Since my historical fiction is set mostly in non-English speaking places, I’m not especially concerned about when particular words entered the English language. But when I attended a historical fiction conference recently, one of the presenters shared a link to an etymology site, and I must admit: I am now obsessed.
The Online Etymology Dictionary (www.etymonline.com) can tell you when any word, prefix, or suffix was first used in English—and includes a fair number of phrases and expressions, too. This obviously comes in handy if you’re setting your novel in a specific year and are unsure about a particular word. It can be surprising to see when words first appear: I would have thought that “bomb” was fairly modern, but its use actually dates back to the 1580s. Similarly, I always believed that “D-day” was first used to refer to the operations at Normandy during World War II, but it actually came into use in 1918.
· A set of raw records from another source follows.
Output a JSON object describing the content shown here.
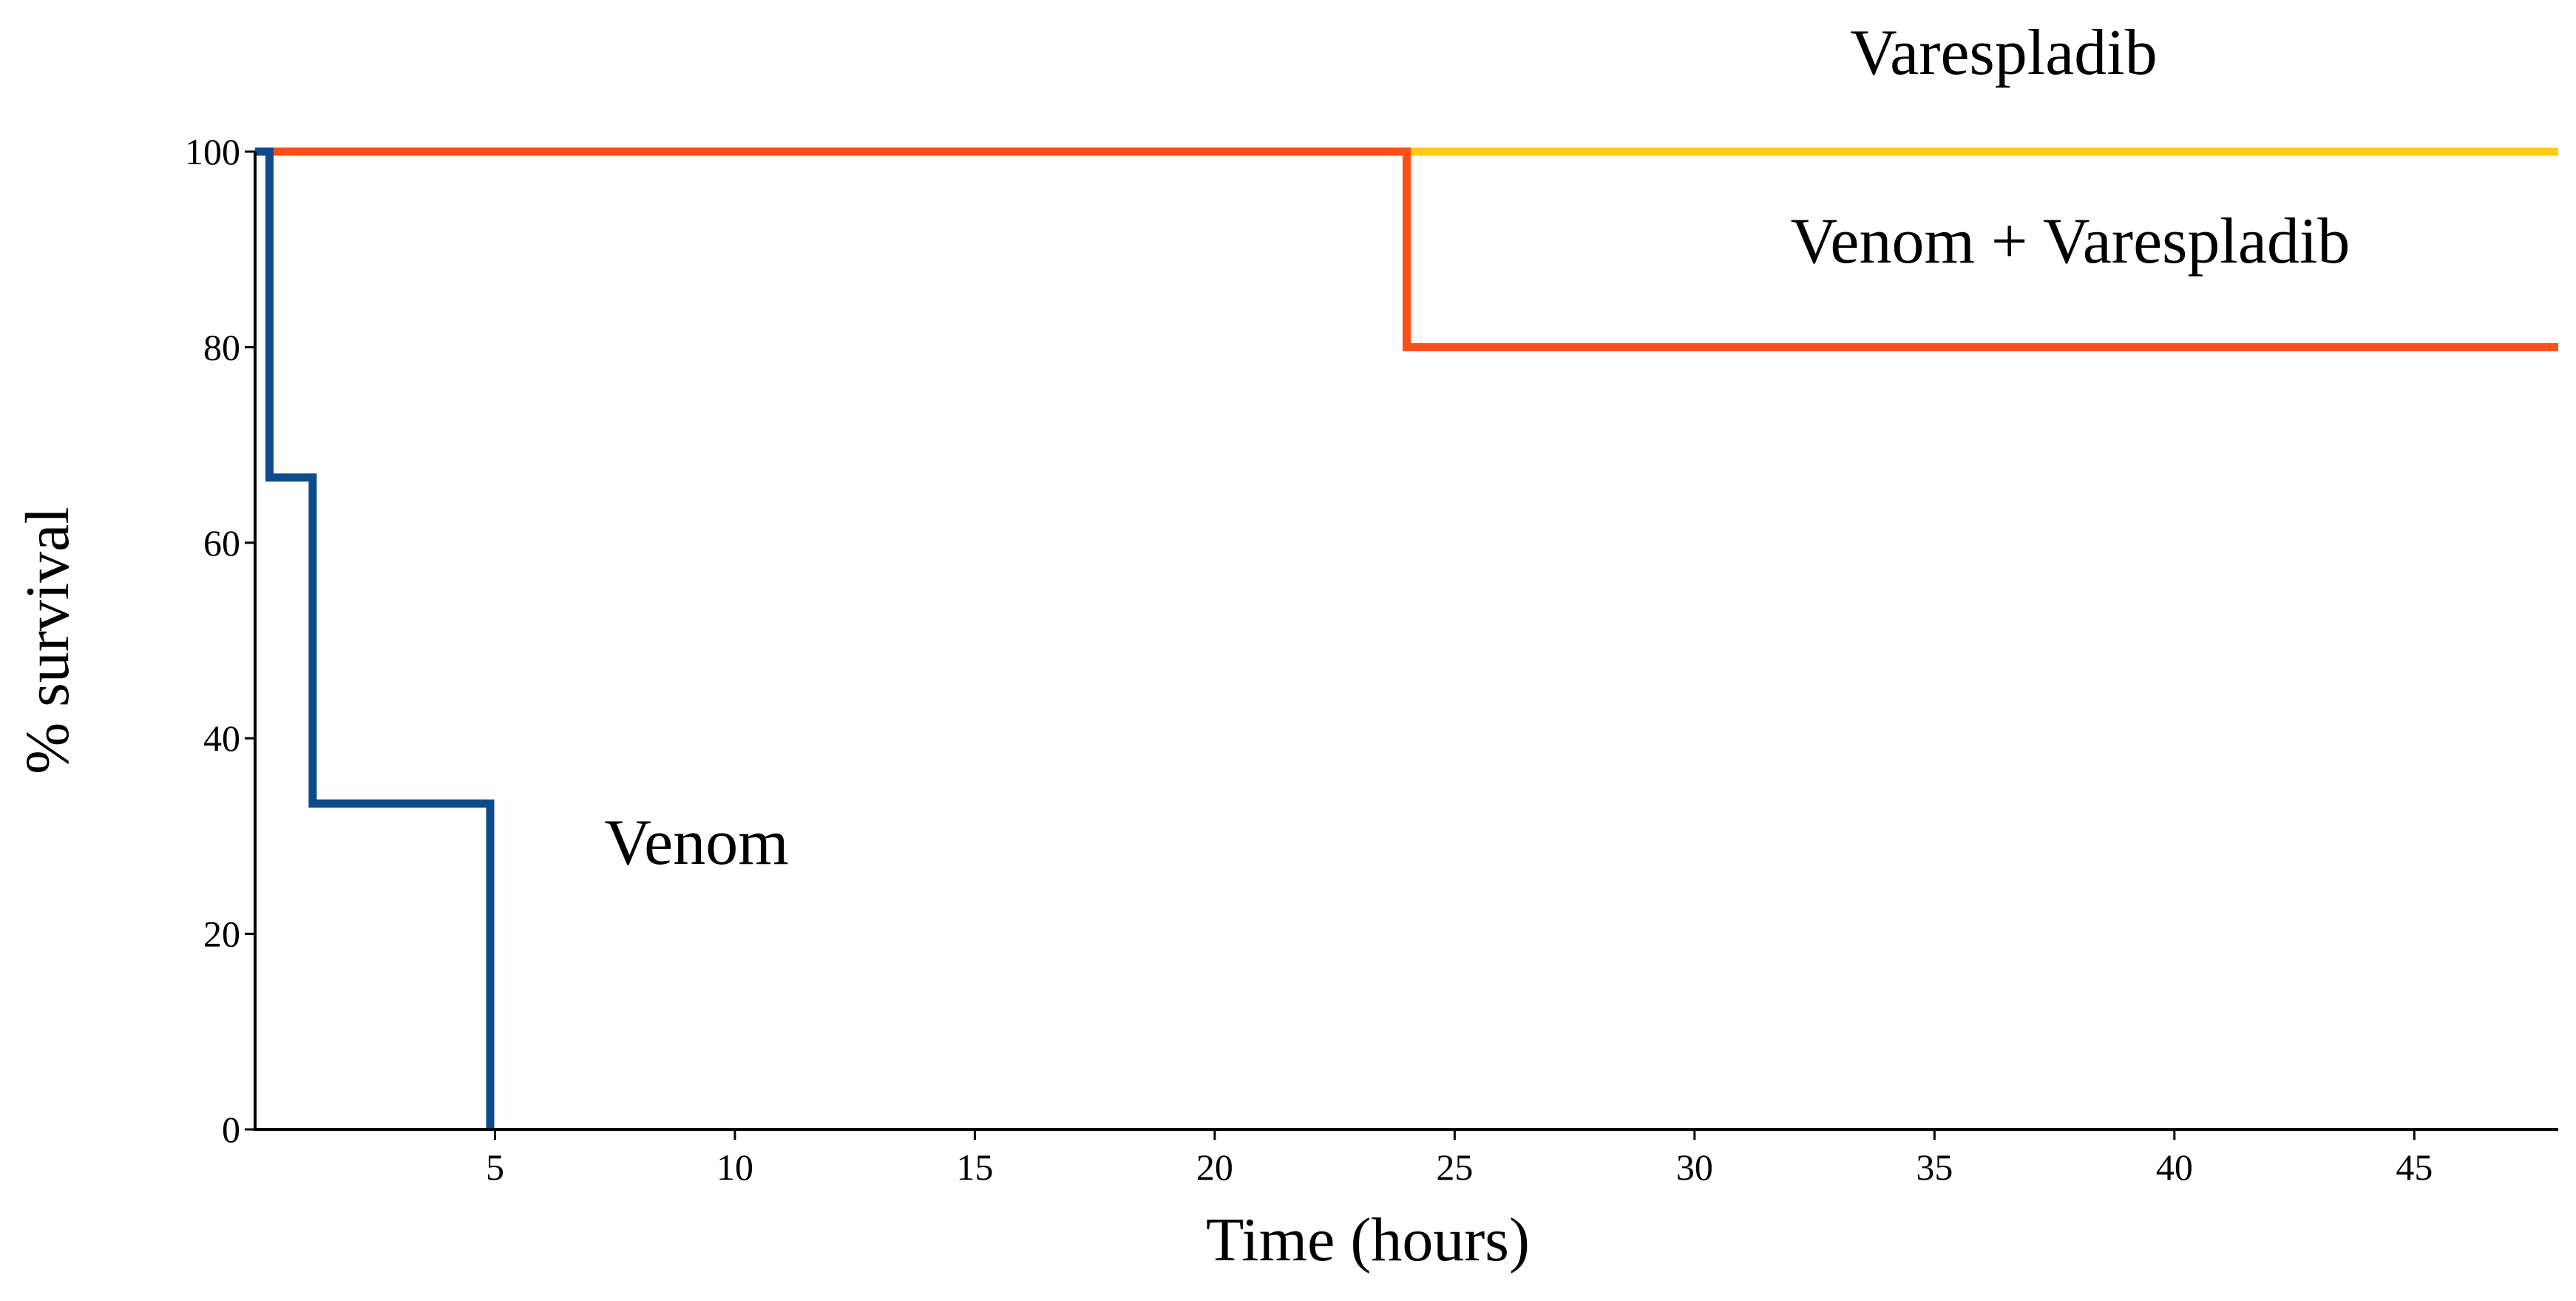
{
  "chart_data": {
    "type": "line",
    "step": true,
    "title": "",
    "xlabel": "Time (hours)",
    "ylabel": "% survival",
    "xlim": [
      0,
      48
    ],
    "ylim": [
      0,
      100
    ],
    "x_ticks": [
      5,
      10,
      15,
      20,
      25,
      30,
      35,
      40,
      45
    ],
    "y_ticks": [
      0,
      20,
      40,
      60,
      80,
      100
    ],
    "grid": false,
    "legend": "none (series labelled directly on plot)",
    "series": [
      {
        "name": "Varespladib",
        "color": "#FFCC11",
        "points": [
          [
            0,
            100
          ],
          [
            48,
            100
          ]
        ]
      },
      {
        "name": "Venom + Varespladib",
        "color": "#FF4E17",
        "points": [
          [
            0,
            100
          ],
          [
            24,
            100
          ],
          [
            24,
            80
          ],
          [
            48,
            80
          ]
        ]
      },
      {
        "name": "Venom",
        "color": "#0C4B8C",
        "points": [
          [
            0,
            100
          ],
          [
            0.3,
            100
          ],
          [
            0.3,
            66.67
          ],
          [
            1.2,
            66.67
          ],
          [
            1.2,
            33.33
          ],
          [
            4.9,
            33.33
          ],
          [
            4.9,
            0
          ]
        ]
      }
    ]
  }
}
The Online Etymology Dictionary does offer the disclaimer that its dates may not be entirely accurate, “since a word may have been used in conversation for hundreds of years before it turns up in a manuscript that has had the good fortune to survive the centuries.” I also believe that a word’s appearance in one manuscript at a given time doesn’t necessarily mean it was in common use. Still, if your novel is set in 1776 and a particular word wasn’t in use until 1976, you need a substitute. Resources like this one can make your novel stronger by pinpointing such anachronisms.
(And by the way: If I were writing this in the 19th century, I wouldn’t have used the word “pinpoint.” It was originally aviator’s slang, and it isn’t attested until 1917.)